In any case, given the amount of windows I have open most of the time, I actually require a tremendous amount of desktop real estate. Rather than give up my old CRT, I decided to run it side by side with the new monitor. In some ways, you'd think having two monitors might be confusing, but the increase in productivity is sort of startling. For example, when developing Web pages, I can edit the HTML code on one monitor and use the other monitor to preview the Web page.
This dual monitor arrangement was easy to set up in Windows XP, but you do need to have the right hardware to make it all work. In my case, I wanted to run the new monitor with a digital (DVI) connection, so I got a video card that has two connectors -- both an analog and a DVI. If you don't opt for that type of card, you can actually set up a dual monitor system with two video cards.
In any case, telling Windows about my second monitor was easy. Generally one monitor is the "primary" display where you log on. It also has your Start menu and Task bar. As you open windows, you can then move them onto the second display. Windows remembers where you want the window the next time you run the software. Alternatively, you can set up your display to act like one very wide monitor.
After you connect the new monitor, Windows detects it and installs the drivers. After that, you use Control Panel to configure the settings by choosing Start|Settings|Control Panel|Display. In the Settings tab, the first thing you want to do is determine which monitor is which. Click Identify and Windows puts a huge number on each monitor. Then click the monitor icons to change the settings.
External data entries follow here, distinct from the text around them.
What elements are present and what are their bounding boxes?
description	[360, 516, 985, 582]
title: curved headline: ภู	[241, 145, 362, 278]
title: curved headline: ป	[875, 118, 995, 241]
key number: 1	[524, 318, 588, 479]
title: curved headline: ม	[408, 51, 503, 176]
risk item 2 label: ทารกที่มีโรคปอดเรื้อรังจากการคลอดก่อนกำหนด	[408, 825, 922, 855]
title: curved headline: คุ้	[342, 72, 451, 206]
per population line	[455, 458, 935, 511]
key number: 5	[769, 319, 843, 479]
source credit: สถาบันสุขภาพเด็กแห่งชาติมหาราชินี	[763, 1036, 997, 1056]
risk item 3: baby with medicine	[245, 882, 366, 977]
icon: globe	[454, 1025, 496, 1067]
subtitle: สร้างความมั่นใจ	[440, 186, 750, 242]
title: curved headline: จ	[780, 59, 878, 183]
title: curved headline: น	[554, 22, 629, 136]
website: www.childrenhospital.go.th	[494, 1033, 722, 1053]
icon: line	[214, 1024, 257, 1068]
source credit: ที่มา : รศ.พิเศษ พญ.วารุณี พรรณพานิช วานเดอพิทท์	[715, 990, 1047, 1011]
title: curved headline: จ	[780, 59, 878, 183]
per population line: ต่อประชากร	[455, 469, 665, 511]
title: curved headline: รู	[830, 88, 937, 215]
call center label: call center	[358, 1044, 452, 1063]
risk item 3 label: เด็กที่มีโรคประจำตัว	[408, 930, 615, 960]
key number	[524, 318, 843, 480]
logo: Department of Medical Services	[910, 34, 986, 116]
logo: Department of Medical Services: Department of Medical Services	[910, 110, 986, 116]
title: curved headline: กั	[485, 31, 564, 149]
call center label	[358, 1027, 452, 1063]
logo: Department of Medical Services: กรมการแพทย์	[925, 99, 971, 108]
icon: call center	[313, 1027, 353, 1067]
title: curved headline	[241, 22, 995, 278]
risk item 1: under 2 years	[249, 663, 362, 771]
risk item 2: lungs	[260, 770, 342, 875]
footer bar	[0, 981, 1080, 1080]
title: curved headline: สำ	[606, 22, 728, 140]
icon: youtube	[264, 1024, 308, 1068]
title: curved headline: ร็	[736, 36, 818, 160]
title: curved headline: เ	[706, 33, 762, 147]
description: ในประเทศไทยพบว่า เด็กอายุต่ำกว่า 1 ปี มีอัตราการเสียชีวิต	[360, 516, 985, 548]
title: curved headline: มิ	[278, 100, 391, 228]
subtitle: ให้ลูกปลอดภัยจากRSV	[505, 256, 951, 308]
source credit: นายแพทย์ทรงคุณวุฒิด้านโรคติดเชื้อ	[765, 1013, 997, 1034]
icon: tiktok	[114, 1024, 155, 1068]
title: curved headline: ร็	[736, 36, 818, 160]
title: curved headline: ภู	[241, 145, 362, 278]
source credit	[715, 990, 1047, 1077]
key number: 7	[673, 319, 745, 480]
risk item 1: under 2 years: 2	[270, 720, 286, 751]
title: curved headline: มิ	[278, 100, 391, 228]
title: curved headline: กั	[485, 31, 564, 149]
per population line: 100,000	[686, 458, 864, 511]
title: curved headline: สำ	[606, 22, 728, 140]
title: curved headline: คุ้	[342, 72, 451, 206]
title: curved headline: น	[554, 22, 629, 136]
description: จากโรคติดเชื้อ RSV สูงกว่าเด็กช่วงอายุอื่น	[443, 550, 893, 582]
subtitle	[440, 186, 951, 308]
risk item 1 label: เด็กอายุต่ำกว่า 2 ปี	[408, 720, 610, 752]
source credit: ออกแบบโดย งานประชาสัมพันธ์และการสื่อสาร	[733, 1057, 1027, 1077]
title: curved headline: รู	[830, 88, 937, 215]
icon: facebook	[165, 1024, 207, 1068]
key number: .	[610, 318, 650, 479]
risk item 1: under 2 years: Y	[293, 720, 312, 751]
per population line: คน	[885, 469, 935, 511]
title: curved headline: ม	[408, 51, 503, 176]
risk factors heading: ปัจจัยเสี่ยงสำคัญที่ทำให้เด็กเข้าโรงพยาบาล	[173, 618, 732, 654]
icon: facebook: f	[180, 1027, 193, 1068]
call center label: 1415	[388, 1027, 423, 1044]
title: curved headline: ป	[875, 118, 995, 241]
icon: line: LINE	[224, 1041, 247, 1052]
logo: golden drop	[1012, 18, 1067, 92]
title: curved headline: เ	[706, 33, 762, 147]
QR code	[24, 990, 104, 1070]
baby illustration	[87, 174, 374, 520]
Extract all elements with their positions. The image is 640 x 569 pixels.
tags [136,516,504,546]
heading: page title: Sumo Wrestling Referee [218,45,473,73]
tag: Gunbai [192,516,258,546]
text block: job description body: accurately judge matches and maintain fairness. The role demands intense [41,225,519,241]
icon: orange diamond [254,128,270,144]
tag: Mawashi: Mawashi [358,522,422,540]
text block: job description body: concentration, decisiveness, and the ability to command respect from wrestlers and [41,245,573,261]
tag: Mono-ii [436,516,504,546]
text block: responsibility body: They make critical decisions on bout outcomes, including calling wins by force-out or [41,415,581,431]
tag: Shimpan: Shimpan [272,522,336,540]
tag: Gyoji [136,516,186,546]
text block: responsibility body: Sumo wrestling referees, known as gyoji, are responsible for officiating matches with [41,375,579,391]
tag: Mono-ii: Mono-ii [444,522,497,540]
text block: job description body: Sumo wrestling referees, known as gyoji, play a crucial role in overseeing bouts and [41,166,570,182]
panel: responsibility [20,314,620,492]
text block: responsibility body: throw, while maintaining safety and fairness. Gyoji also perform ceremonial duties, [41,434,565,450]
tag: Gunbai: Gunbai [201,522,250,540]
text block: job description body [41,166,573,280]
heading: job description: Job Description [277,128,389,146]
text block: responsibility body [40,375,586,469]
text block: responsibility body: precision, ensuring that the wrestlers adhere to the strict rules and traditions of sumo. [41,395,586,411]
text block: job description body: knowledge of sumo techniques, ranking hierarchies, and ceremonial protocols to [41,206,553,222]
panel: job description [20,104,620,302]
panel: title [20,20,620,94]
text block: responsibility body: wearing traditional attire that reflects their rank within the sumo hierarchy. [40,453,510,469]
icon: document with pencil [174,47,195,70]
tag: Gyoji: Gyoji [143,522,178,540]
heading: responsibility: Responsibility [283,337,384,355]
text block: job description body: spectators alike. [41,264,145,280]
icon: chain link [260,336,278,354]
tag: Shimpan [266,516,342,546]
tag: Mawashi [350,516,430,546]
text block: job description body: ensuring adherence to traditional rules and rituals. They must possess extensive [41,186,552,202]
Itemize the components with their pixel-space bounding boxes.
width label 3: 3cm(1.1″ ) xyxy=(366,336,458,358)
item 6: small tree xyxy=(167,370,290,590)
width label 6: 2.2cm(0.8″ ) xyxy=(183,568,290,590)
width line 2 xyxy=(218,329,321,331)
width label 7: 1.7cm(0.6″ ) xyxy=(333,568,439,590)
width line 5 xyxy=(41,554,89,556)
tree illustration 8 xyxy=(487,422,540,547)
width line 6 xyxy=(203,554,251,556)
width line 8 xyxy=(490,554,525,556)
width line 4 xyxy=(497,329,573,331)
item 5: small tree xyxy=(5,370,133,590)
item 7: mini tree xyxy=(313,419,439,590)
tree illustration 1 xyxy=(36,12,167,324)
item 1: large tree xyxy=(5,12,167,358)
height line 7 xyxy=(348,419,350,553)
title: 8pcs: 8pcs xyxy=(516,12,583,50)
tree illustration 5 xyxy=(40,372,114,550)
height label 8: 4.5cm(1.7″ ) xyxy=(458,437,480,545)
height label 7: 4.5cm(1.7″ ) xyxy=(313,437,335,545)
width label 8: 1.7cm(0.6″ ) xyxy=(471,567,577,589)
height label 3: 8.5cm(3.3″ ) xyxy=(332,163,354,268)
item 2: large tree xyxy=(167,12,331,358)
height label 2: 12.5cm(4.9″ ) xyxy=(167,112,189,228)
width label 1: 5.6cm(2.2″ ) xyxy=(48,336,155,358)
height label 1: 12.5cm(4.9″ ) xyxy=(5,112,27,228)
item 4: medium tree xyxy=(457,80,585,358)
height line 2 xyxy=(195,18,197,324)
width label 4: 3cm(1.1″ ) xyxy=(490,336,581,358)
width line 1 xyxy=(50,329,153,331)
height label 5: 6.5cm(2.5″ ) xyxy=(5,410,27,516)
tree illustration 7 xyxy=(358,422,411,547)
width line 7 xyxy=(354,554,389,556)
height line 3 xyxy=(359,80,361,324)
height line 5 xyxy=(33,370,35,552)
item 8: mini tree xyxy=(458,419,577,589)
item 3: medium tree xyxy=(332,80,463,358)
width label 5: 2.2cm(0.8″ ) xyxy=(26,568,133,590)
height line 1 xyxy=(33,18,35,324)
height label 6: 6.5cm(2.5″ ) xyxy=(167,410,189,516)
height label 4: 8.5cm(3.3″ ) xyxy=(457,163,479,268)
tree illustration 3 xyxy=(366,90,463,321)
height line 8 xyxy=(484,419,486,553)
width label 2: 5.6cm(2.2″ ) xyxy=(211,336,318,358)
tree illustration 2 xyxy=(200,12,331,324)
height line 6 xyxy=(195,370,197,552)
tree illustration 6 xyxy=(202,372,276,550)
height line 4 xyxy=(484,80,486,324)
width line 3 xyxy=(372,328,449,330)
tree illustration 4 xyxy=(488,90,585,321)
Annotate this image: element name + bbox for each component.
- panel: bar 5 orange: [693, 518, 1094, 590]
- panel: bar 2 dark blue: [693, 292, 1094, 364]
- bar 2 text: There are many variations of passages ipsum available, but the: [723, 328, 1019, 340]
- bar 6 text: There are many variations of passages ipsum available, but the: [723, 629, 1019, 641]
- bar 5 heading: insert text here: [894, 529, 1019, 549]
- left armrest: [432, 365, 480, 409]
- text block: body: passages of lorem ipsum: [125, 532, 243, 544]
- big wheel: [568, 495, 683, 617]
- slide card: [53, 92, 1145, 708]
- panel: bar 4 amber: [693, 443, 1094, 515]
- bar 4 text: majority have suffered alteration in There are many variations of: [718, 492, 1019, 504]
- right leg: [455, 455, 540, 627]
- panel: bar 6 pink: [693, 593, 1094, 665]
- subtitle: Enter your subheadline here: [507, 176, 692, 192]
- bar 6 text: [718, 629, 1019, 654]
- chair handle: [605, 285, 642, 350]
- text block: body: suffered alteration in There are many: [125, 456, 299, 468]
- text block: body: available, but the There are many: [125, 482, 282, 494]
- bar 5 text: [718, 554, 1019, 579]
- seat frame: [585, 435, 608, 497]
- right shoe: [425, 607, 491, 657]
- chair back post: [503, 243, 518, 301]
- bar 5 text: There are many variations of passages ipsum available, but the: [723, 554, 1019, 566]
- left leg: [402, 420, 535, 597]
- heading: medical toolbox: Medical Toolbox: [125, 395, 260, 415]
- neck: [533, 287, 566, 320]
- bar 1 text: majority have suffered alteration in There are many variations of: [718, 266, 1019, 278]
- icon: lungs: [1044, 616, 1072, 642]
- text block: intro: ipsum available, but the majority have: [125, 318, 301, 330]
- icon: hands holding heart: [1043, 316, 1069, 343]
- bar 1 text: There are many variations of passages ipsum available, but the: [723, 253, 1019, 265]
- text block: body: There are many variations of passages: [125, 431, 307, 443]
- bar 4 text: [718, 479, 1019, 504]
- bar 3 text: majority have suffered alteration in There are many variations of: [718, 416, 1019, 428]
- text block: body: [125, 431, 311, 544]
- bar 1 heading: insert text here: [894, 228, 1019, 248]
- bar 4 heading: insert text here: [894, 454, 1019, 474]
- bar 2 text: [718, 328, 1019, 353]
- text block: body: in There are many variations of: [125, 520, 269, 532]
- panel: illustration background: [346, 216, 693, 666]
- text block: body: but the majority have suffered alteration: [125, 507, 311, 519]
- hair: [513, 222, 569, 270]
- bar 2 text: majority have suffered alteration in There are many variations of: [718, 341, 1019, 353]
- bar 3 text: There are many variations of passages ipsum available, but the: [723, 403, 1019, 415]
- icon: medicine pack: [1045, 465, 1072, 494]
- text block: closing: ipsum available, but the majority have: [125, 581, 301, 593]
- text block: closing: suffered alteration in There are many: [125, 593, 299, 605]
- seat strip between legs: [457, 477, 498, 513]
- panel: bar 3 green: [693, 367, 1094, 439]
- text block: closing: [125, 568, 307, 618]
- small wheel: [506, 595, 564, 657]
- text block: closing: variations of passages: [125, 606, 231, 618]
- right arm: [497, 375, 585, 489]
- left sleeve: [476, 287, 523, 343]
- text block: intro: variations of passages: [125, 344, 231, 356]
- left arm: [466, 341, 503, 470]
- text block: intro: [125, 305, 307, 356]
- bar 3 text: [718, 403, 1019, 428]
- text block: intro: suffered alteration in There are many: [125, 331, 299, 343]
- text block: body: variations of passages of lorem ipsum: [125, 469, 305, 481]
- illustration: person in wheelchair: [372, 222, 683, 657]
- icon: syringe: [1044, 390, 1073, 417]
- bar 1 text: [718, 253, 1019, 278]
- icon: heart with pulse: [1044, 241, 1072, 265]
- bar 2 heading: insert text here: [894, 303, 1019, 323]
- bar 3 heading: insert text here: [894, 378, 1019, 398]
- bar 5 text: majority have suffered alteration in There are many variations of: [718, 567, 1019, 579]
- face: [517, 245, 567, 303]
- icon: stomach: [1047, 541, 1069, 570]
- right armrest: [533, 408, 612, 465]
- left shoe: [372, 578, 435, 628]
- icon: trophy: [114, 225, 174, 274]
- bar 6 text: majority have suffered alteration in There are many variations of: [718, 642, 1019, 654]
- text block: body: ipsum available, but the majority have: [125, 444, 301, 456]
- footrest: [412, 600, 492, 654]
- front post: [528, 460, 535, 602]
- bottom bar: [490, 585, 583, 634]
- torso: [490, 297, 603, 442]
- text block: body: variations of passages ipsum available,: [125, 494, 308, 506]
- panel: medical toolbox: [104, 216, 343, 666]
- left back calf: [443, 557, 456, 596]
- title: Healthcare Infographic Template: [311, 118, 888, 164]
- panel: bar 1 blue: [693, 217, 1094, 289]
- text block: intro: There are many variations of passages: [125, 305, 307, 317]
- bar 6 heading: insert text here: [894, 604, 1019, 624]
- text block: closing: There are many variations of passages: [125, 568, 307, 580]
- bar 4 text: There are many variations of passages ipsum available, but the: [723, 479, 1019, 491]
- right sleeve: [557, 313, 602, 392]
The two monitors don't need to run using the same settings. In fact, my old monitor is running at 1024x768 and the new one runs at 1280 x 1024.
Although I'm still learning more ways that having two monitors can be useful, I'm already sure that for the type of work I do, it's incredibly helpful. Today I did the layout for a monthly newsletter. I had several Word documents open on one monitor and Photoshop and InDesign windows open on the other. It was cool.
Sure two monitors may have seemed like a luxury at first, but I definitely don't want to go back to using just one monitor ever again.